Na região desde 1997, quando participaram da ocupação de terras e foram beneficiados pela reforma agrária e o loteamento local, João e Francisco aprenderam sobre agricultura familiar e o cultivo de algumas espécies que pudessem gerar renda para eles e para a comunidade. Os estudos feitos no local graças ao investimento das instituições parceiras puderam recuperar o solo, promover a utilização da vegetação já instalada nas terras da região, o plantio de plantas aromáticas, mandioca e arroz, entre outras atividades que proporcionam uma sustentabilidade econômica, ambiental e social.
Após três anos de existência do projeto, os produtores contam, ainda, com tecnologia para a extração de óleos essenciais de capim limão, eucalipto e citronela. Além disso, possuem transporte próprio para levar a mandioca diretamente a uma Central de Abastecimento para a comercialização do produto, entre outros avanços que potencializam os resultados obtidos, viabilizando, assim, o agronegócio local.
Encontro no CNPq
Foi este retrospecto positivo que João e Francisco, acompanhados pelo pesquisador e coordenador do programa pelo IAC, José Guilherme Freitas, e pelo responsável pelo Itesp por 11 assentamentos na região de São Paulo, Antônio Carlos Bertocco, apresentaram ao presidente do CNPq, Erney Camargo, nesta terça-feira, dia 19, em visita à agência. O CNPq é uma das agências de fomento do Ministério da Ciência e Tecnologia.

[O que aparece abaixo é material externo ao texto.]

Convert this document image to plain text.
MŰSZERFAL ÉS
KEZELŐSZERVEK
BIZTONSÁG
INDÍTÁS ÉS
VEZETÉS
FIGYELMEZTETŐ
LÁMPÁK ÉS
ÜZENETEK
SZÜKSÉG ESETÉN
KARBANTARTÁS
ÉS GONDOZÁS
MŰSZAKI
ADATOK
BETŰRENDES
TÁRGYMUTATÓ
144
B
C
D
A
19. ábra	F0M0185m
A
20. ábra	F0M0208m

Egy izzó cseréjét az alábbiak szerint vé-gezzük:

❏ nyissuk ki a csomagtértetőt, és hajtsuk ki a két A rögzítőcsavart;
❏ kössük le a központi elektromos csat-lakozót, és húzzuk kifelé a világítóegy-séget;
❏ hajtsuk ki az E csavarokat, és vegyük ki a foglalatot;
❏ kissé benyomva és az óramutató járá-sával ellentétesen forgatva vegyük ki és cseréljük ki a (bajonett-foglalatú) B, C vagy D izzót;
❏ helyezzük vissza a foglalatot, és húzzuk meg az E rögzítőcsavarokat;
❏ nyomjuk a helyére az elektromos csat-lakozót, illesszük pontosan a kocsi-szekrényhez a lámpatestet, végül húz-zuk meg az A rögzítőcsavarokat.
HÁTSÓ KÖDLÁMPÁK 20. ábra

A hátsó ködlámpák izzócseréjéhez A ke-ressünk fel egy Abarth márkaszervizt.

Francisco falou sobre a importância do projeto para sua vida, lembrando que hoje tem uma renda anual de R$ 9 mil e possui um lote de 8,5 ha - média de tamanho dos lotes do assentamento -, enquanto antes não tinha salário nenhum para sustentar a família. Ele organiza um grupo de agricultores na plantação de arroz, mandioca e, recentemente, na produção de flores. Francisco apresentou amostras da primeira colheita de crisântemo, cujo investimento de R$ 16 mil retornou um faturamento de R$ 24 mil.
João atua como organizador da destilaria de óleos essenciais, onde trabalham nove famílias. Além disso, fundou a Associação de Pequenos Produtores de Óleos Essenciais. No assentamento, são utilizados o eucalipto, o girassol, o capim limão e a citronela. Cada hectare de terra pode produzir de 100 a 150 kg de produto, que é vendido a R$ 45 o quilo. Além disso, são vendidas as mudas que não são utilizadas no assentamento. João já tem encomenda de 40 mil mudas, vendidas a R$ 0,10 cada. O capim limão é, inclusive, uma oportunidade de rendimento crescente para João e as famílias que com ele trabalham. Com as mudas reaproveitadas, é possível aumentar em dez vezes a extensão da plantação a cada três meses.
O pesquisador Freitas avalia o projeto como uma idéia bem sucedida também pela gestão econômica, que permitiu que os R$ 31 mil repassados pelo CNPq rendessem por quatro anos, o dobro do previsto inicialmente, e despertou o interesse de várias empresas na comercialização dos produtos oriundos do assentamento. Há, por exemplo, uma proposta de criação de um pólo de comercialização paralelo à estrada que corta a região, incluindo a construção de um restaurante onde serão utilizados os produtos agrícolas do assentamento.